وَإِذْ قَالَ ٱللَّهُ يَٰعِيسَى ٱبْنَ مَرْيَمَ ءَأَنتَ قُلْتَ لِلنَّاسِ ٱتَّخِذُونِى وَأُمِّىَ إِلَٰهَيْنِ مِن دُونِ ٱللَّهِۖ قَالَ سُبْحَٰنَكَ مَا يَكُونُ لِىٓ أَنْ أَقُولَ مَا لَيْسَ لِى بِحَقٍّۚ إِن كُنتُ قُلْتُهُۥ فَقَدْ عَلِمْتَهُۥۚ تَعْلَمُ مَا فِى نَفْسِى وَلَآ أَعْلَمُ مَا فِى نَفْسِكَۚ إِنَّكَ أَنتَ عَلَّٰمُ ٱلْغُيُوبِ ١١٦

Hani Allah «Ey Meryemoğlu İsa sen mi, Allah dışında beni ve annemi ilah edinin dedin?» İsa şöyle dedi; «Haşa seni her türlü noksanlıktan tenzih ederim, gerçek olmadığını bildiğim bir sözü söylemek bana yakışmaz, eğer böyle birşey söyleseydim sen bunu bilirdin, Sen benim içimdekini bilirsin, fakat ben Senin özündekini bilemem.
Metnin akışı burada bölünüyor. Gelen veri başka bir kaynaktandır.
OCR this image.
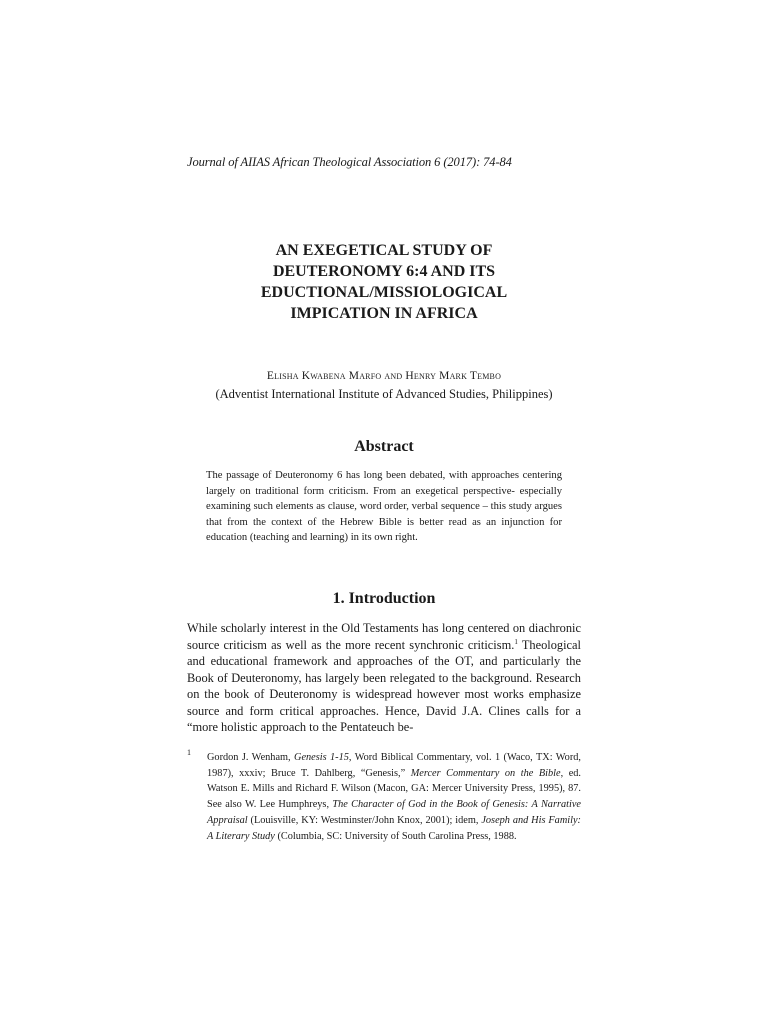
Journal of AIIAS African Theological Association 6 (2017): 74-84
AN EXEGETICAL STUDY OF
DEUTERONOMY 6:4 AND ITS
EDUCTIONAL/MISSIOLOGICAL
IMPICATION IN AFRICA
Elisha Kwabena Marfo and Henry Mark Tembo
(Adventist International Institute of Advanced Studies, Philippines)
Abstract
The passage of Deuteronomy 6 has long been debated, with approaches centering largely on traditional form criticism. From an exegetical perspective- especially examining such elements as clause, word order, verbal sequence – this study argues that from the context of the Hebrew Bible is better read as an injunction for education (teaching and learning) in its own right.
1. Introduction
While scholarly interest in the Old Testaments has long centered on diachronic source criticism as well as the more recent synchronic criticism.$^1$ Theological and educational framework and approaches of the OT, and particularly the Book of Deuteronomy, has largely been relegated to the background. Research on the book of Deuteronomy is widespread however most works emphasize source and form critical approaches. Hence, David J.A. Clines calls for a “more holistic approach to the Pentateuch be-
1 Gordon J. Wenham, Genesis 1-15, Word Biblical Commentary, vol. 1 (Waco, TX: Word, 1987), xxxiv; Bruce T. Dahlberg, “Genesis,” Mercer Commentary on the Bible, ed. Watson E. Mills and Richard F. Wilson (Macon, GA: Mercer University Press, 1995), 87. See also W. Lee Humphreys, The Character of God in the Book of Genesis: A Narrative Appraisal (Louisville, KY: Westminster/John Knox, 2001); idem, Joseph and His Family: A Literary Study (Columbia, SC: University of South Carolina Press, 1988.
Hiç kuşkusuz Sen gaybleri bilensin.

– Seyyid Kutub

مَا قُلْتُ لَهُمْ إِلَّا مَآ أَمَرْتَنِى بِهِۦٓ أَنِ ٱعْبُدُواْ ٱللَّهَ رَبِّى وَرَبَّكُمْۚ وَكُنتُ عَلَيْهِمْ شَهِيدًا مَّا دُمْتُ فِيهِمْۖ فَلَمَّا تَوَفَّيْتَنِى كُنتَ أَنتَ ٱلرَّقِيبَ عَلَيْهِمْۚ وَأَنتَ عَلَىٰ كُلِّ شَىْءٍ شَهِيدٌ ١١٧

Ben onlara sadece bana emrettiğini yani «Benim ve sizin Rabbiniz olan Allah'a kulluk ediniz dedim. Aralarında bulunduğum sürece onların üzerinde gözetleyici oldum. Fakat sen canımı alınca onların tek gözetleyicisi Sen oldun. Her şeyin şahidi Sensin.

– Seyyid Kutub

إِن تُعَذِّبْهُمْ فَإِنَّهُمْ عِبَادُكَۖ وَإِن تَغْفِرْ لَهُمْ فَإِنَّكَ أَنتَ ٱلْعَزِيزُ ٱلْحَكِيمُ ١١٨

Eğer onları azaba çarptırırsan, onlar senin kullarındır, eğer günahlarını affedersen kuşku yok ki Sen üstün iradeli ve hikmet sahibisin.

– Seyyid Kutub

قَالَ ٱللَّهُ هَٰذَا يَوْمُ يَنفَعُ ٱلصَّٰدِقِينَ صِدْقُهُمْۚ لَهُمْ جَنَّٰتٌ تَجْرِى مِن تَحْتِهَا ٱلْأَنْهَٰرُ خَٰلِدِينَ فِيهَآ أَبَدًاۚ رَّضِىَ ٱللَّهُ عَنْهُمْ وَرَضُواْ عَنْهُۚ ذَٰلِكَ ٱلْفَوْزُ ٱلْعَظِيمُ ١١٩

Allah dedi ki; Bugün, doğruların doğruluklarının yararını görecekleri gündür, onlar için altından nehirler akan ve içlerinde ebedi kalacakları cennétler vardır. Allah onlardan razıdır, onlar da ondan razıdırlar. İşte o büyük kurtuluş, o büyük başarı budur.

– Seyyid Kutub

لِلَّهِ مُلْكُ ٱلسَّمَٰوَٰتِ وَٱلْأَرْضِ وَمَا فِيهِنَّۚ وَهُوَ عَلَىٰ كُلِّ شَىْءٍ قَدِيرٌۢ ١٢٠

Göklerin, yeryüzünün ve her ikisinde bulunan tüm varlıkların egemenliği Allah'ın tekelindedir. O'nun herşeye gücü yeter.